Ces adjectifs, avec un peu d’imagination, on en trouve facilement pour caractériser les personnes guidées par leur dogmatisme et leur idéologie : ridicules, risibles, stupides, absurdes, grotesques, nuisibles, indignes.

Que fait-on si ils ou elles ne sont pas tous du même avis ? Les uns et les unes ne s’entendent pas avec les autres. Est-ce que vous englobez toute l’humanité ? Il manque LGBTQIA+ (lesbienne, gay, bi, trans, queer, inter, asexuel et le reste) ? Vous voyez le problème ? Il est insoluble.

M’avez-vous suivie ?

Torsions typographiques

En compliquant la langue, on n’encourage pas la cause féminine. Un linguiste distingué, Bernard Cerquiglini, qui a repris le flambeau – ou la plume – du regretté Alain Rey, vient de pousser un cri de colère à ce sujet. Il s’est exprimé dans  Le Monde et sur les ondes en parlant d’un « mauvais combat avec de bonnes intentions ». « On va dans le mur avec cette typographie, qui est une torsion de la langue ». Il a d’ailleurs prédit qu’elle ne durerait pas. En attendant sa fin, elle continue à agacer.

Pourtant, Cerquiglini n’est pas opposé au changement en soi. Il l’a prouvé en appuyant la féminisation des noms de métier et de fonction dans son livre intitulé Le La ministre est enceinte ou la grande querelle de la féminisation des noms (Seuil, 2018). Il explique que la masculinisation est survenue au courant du 17e siècle quand les fonctions se ferment peu à peu aux femmes. A l’époque de Louis XIV…

Le féminin devient matrimonial : la notairesse n’est plus que la femme du notaire et l’ambassadrice, l’épouse de l’ambassadeur. Le masculin l’a emporté.

Certaines se rebiffent. Mme de Sévigné répondit à une dame qui se plaignait d’être enrhumée : « je la suis aussi ». Cet accord grammatical s’est aussi perdu.

Les femmes reprennent désormais des fonctions, il est normal qu’elles en obtiennent le titre.

La langue évolue, avec la société. Mais le sexe féminin n’en reste pas moins victime – mot féminin, notez-le - de sa faiblesse, n’en déplaise à qui fustige la formule de « sexe faible ». Le féminicide (que l’Académie française ne connaît pas) existe hélas.

J’entendais récemment à la radio une journaliste expliquer : « le féminicide, c’est tuer une femme en fonction de son genre ». Son genre ? A-t-elle mauvais genre ou un drôle de genre ? De plus en plus souvent on utilise « genre » au lieu de sexe.
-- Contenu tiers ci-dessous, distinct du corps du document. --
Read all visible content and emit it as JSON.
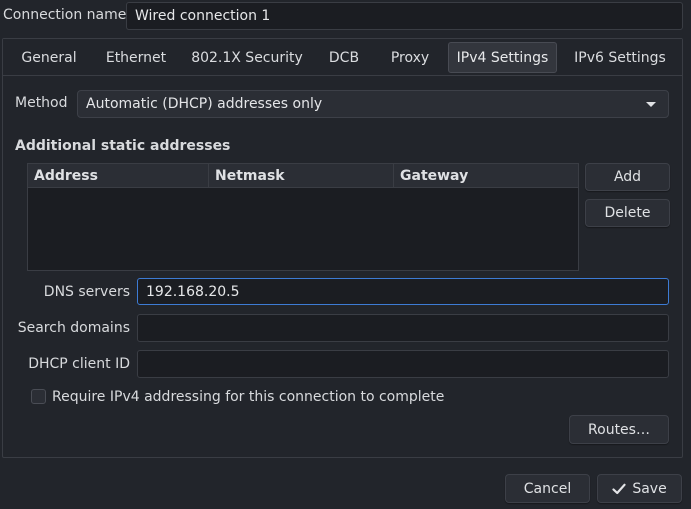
{
  "connection_name": {
    "label": "Connection name",
    "value": "Wired connection 1"
  },
  "tabs": [
    {
      "label": "General",
      "active": false
    },
    {
      "label": "Ethernet",
      "active": false
    },
    {
      "label": "802.1X Security",
      "active": false
    },
    {
      "label": "DCB",
      "active": false
    },
    {
      "label": "Proxy",
      "active": false
    },
    {
      "label": "IPv4 Settings",
      "active": true
    },
    {
      "label": "IPv6 Settings",
      "active": false
    }
  ],
  "method": {
    "label": "Method",
    "selected": "Automatic (DHCP) addresses only"
  },
  "static_addresses": {
    "heading": "Additional static addresses",
    "columns": [
      "Address",
      "Netmask",
      "Gateway"
    ],
    "rows": [],
    "add_label": "Add",
    "delete_label": "Delete"
  },
  "dns_servers": {
    "label": "DNS servers",
    "value": "192.168.20.5"
  },
  "search_domains": {
    "label": "Search domains",
    "value": ""
  },
  "dhcp_client_id": {
    "label": "DHCP client ID",
    "value": ""
  },
  "require_ipv4": {
    "label": "Require IPv4 addressing for this connection to complete",
    "checked": false
  },
  "routes_label": "Routes…",
  "cancel_label": "Cancel",
  "save_label": "Save",
  "icons": {
    "save": "checkmark-icon",
    "method_dropdown": "chevron-down-icon"
  },
  "colors": {
    "background": "#22252b",
    "focus": "#3d7bd4"
  }
}
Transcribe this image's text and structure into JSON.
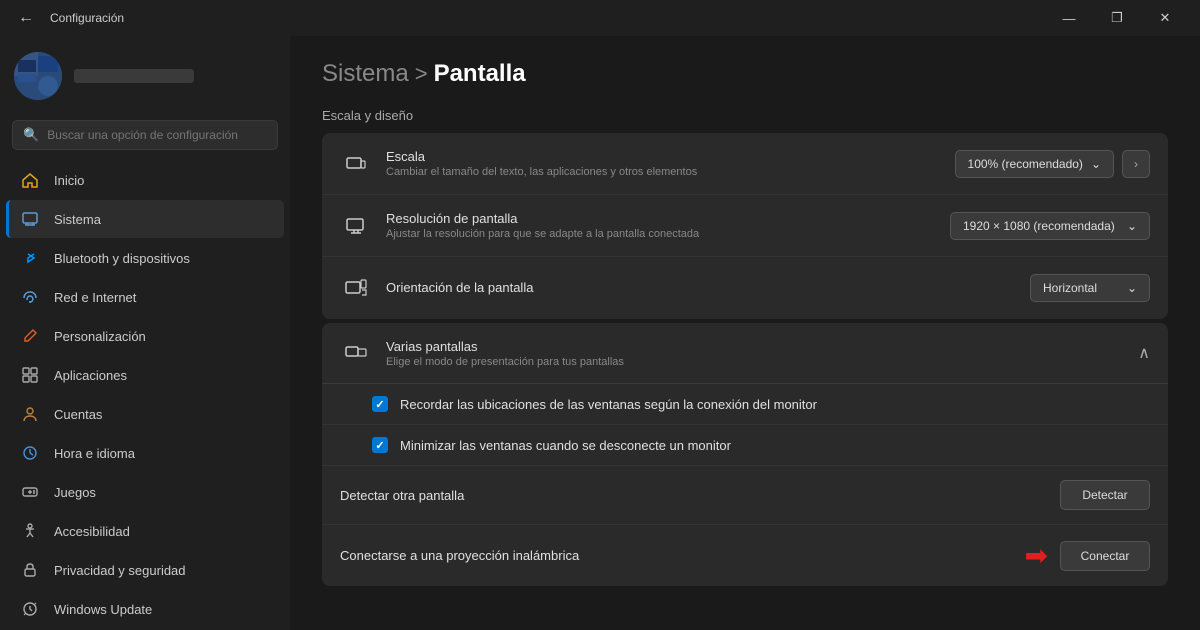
{
  "titlebar": {
    "back_icon": "←",
    "title": "Configuración",
    "minimize": "—",
    "maximize": "❐",
    "close": "✕"
  },
  "sidebar": {
    "search_placeholder": "Buscar una opción de configuración",
    "nav_items": [
      {
        "id": "inicio",
        "label": "Inicio",
        "icon": "⌂",
        "icon_class": "home",
        "active": false
      },
      {
        "id": "sistema",
        "label": "Sistema",
        "icon": "🖥",
        "icon_class": "sistema",
        "active": true
      },
      {
        "id": "bluetooth",
        "label": "Bluetooth y dispositivos",
        "icon": "⬡",
        "icon_class": "bluetooth",
        "active": false
      },
      {
        "id": "red",
        "label": "Red e Internet",
        "icon": "◈",
        "icon_class": "red",
        "active": false
      },
      {
        "id": "personaliz",
        "label": "Personalización",
        "icon": "✏",
        "icon_class": "personaliz",
        "active": false
      },
      {
        "id": "apps",
        "label": "Aplicaciones",
        "icon": "⊞",
        "icon_class": "apps",
        "active": false
      },
      {
        "id": "cuentas",
        "label": "Cuentas",
        "icon": "👤",
        "icon_class": "cuentas",
        "active": false
      },
      {
        "id": "hora",
        "label": "Hora e idioma",
        "icon": "🕐",
        "icon_class": "hora",
        "active": false
      },
      {
        "id": "juegos",
        "label": "Juegos",
        "icon": "🎮",
        "icon_class": "juegos",
        "active": false
      },
      {
        "id": "accesib",
        "label": "Accesibilidad",
        "icon": "♿",
        "icon_class": "accesib",
        "active": false
      },
      {
        "id": "privacidad",
        "label": "Privacidad y seguridad",
        "icon": "🔒",
        "icon_class": "privacidad",
        "active": false
      },
      {
        "id": "windows",
        "label": "Windows Update",
        "icon": "⟳",
        "icon_class": "windows",
        "active": false
      }
    ]
  },
  "content": {
    "breadcrumb_parent": "Sistema",
    "breadcrumb_sep": ">",
    "breadcrumb_current": "Pantalla",
    "section_title": "Escala y diseño",
    "rows": [
      {
        "id": "escala",
        "title": "Escala",
        "desc": "Cambiar el tamaño del texto, las aplicaciones y otros elementos",
        "control_type": "dropdown_with_arrow",
        "value": "100% (recomendado)"
      },
      {
        "id": "resolucion",
        "title": "Resolución de pantalla",
        "desc": "Ajustar la resolución para que se adapte a la pantalla conectada",
        "control_type": "dropdown",
        "value": "1920 × 1080 (recomendada)"
      },
      {
        "id": "orientacion",
        "title": "Orientación de la pantalla",
        "desc": "",
        "control_type": "dropdown",
        "value": "Horizontal"
      }
    ],
    "varias_pantallas": {
      "title": "Varias pantallas",
      "desc": "Elige el modo de presentación para tus pantallas",
      "sub_rows": [
        {
          "id": "recordar",
          "label": "Recordar las ubicaciones de las ventanas según la conexión del monitor",
          "checked": true
        },
        {
          "id": "minimizar",
          "label": "Minimizar las ventanas cuando se desconecte un monitor",
          "checked": true
        }
      ]
    },
    "detectar": {
      "label": "Detectar otra pantalla",
      "btn": "Detectar"
    },
    "conectar": {
      "label": "Conectarse a una proyección inalámbrica",
      "btn": "Conectar"
    }
  }
}
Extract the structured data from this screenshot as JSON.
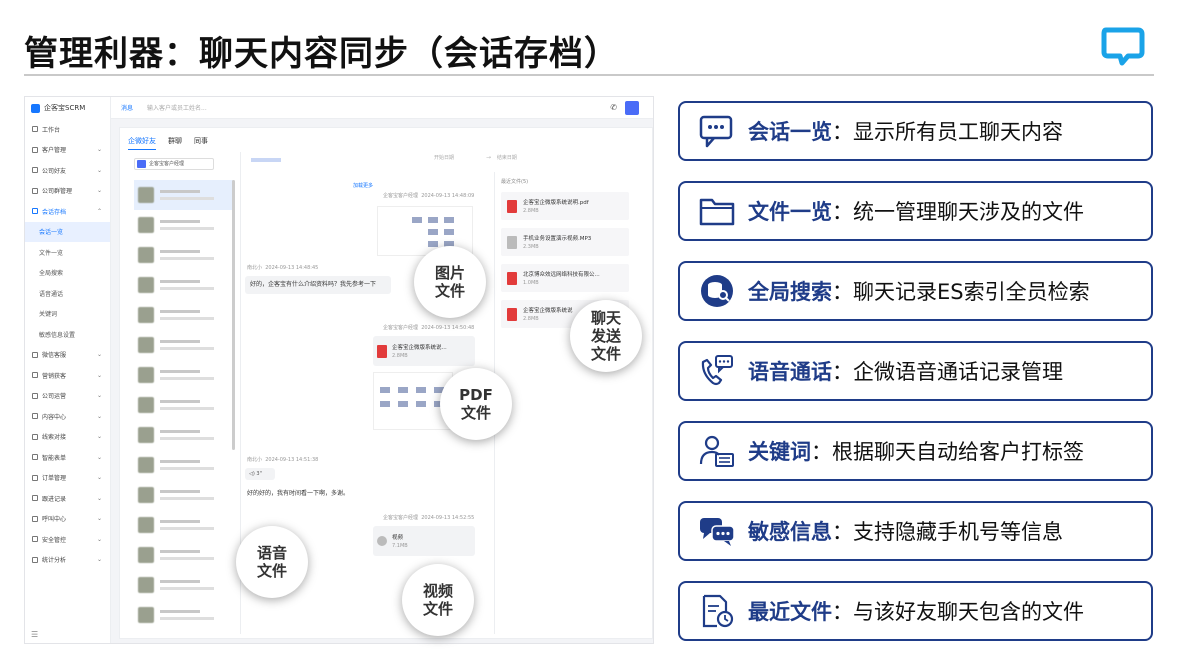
{
  "header": {
    "title": "管理利器：聊天内容同步（会话存档）"
  },
  "app": {
    "brand": "企客宝SCRM",
    "topbar": {
      "tab": "消息",
      "search_placeholder": "输入客户或员工姓名..."
    },
    "sidebar": {
      "items": [
        "工作台",
        "客户管理",
        "公司好友",
        "公司群管理",
        "会话存档",
        "微信客服",
        "营销获客",
        "公司运营",
        "内容中心",
        "线索对接",
        "智能表单",
        "订单管理",
        "跟进记录",
        "呼叫中心",
        "安全管控",
        "统计分析"
      ],
      "subitems": [
        "会话一览",
        "文件一览",
        "全局搜索",
        "语音通话",
        "关键词",
        "敏感信息设置"
      ]
    },
    "tabs": [
      "企微好友",
      "群聊",
      "同事"
    ],
    "contact_filter": "企客宝客户经理",
    "chat": {
      "date_start": "开始日期",
      "date_end": "结束日期",
      "load_more": "加载更多",
      "sender": "企客宝客户经理",
      "customer": "南北小",
      "msg1_time": "2024-09-13 14:48:09",
      "msg2_time": "2024-09-13 14:48:45",
      "msg2_text": "好的，企客宝有什么介绍资料吗？我先参考一下",
      "msg3_time": "2024-09-13 14:50:48",
      "msg3_file": "企客宝企微版系统说...",
      "msg3_size": "2.8MB",
      "msg4_time": "2024-09-13 14:51:38",
      "voice_label": "3\"",
      "msg5_text": "好的好的，我有时间看一下啊，多谢。",
      "msg6_time": "2024-09-13 14:52:55",
      "video_name": "视频",
      "video_size": "7.1MB"
    },
    "recent": {
      "head": "最近文件(5)",
      "files": [
        {
          "name": "企客宝企微版系统说明.pdf",
          "size": "2.8MB"
        },
        {
          "name": "手机业务设置演示视频.MP3",
          "size": "2.3MB"
        },
        {
          "name": "北京博众效远网络科技有限公...",
          "size": "1.0MB"
        },
        {
          "name": "企客宝企微版系统说",
          "size": "2.8MB"
        }
      ]
    }
  },
  "callouts": {
    "image_file": [
      "图片",
      "文件"
    ],
    "pdf_file": [
      "PDF",
      "文件"
    ],
    "chat_send_file": [
      "聊天",
      "发送",
      "文件"
    ],
    "voice_file": [
      "语音",
      "文件"
    ],
    "video_file": [
      "视频",
      "文件"
    ]
  },
  "features": [
    {
      "key": "会话一览",
      "sep": "：",
      "desc": "显示所有员工聊天内容",
      "icon": "chat-dots-icon"
    },
    {
      "key": "文件一览",
      "sep": "：",
      "desc": "统一管理聊天涉及的文件",
      "icon": "folder-icon"
    },
    {
      "key": "全局搜索",
      "sep": "：",
      "desc": "聊天记录ES索引全员检索",
      "icon": "database-search-icon"
    },
    {
      "key": "语音通话",
      "sep": "：",
      "desc": "企微语音通话记录管理",
      "icon": "phone-chat-icon"
    },
    {
      "key": "关键词",
      "sep": "：",
      "desc": "根据聊天自动给客户打标签",
      "icon": "user-tag-icon"
    },
    {
      "key": "敏感信息",
      "sep": "：",
      "desc": "支持隐藏手机号等信息",
      "icon": "chat-bubbles-icon"
    },
    {
      "key": "最近文件",
      "sep": "：",
      "desc": "与该好友聊天包含的文件",
      "icon": "file-clock-icon"
    }
  ],
  "colors": {
    "accent": "#1f3c88",
    "brand": "#1677ff",
    "logo": "#1aa3e8"
  }
}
Pour faire meilleur genre sans doute.

Et qui est « on » ? Pour être inclusif, faut-il le sexualiser ? On est énervé et énervée par ses subtilités linguistiques.

Anglicismes

Revenons à Bernard Cerquiglini et ses combats. Il se dit fermement opposé à l’abus des anglicismes. Pourquoi, alors, accueille-t-il dans le Petit Larousse 2022 (à paraître en juin), dont il est conseiller scientifique, le cluster et le click and collect ? Pour lesquels il existe des termes français : foyer et cliquez et retirez. Le Larousse n’est pas un dictionnaire des anglicismes. Pour cela, vous pouvez consulter le site www.defensedufrancais.com qui vous en montrera une jolie collection.

Le linguiste français considère la pandémie comme la cause d’un bouleversement lexical comparable à celui de la Révolution française. Confinement et ses dérivés, télétravail, quatorzaine, asymptomatique, nasopharyngé, et surtout covid font leur apparition, ratifiée par le dictionnaire.

Covid, mot de l’année sans doute, est vraiment idoine, car il est épicène. L’Académie française le féminise tandis que le masculin l’emporte dans l’usage courant. Je ne vais pas me battre contre cette masculinisation-là. Point final.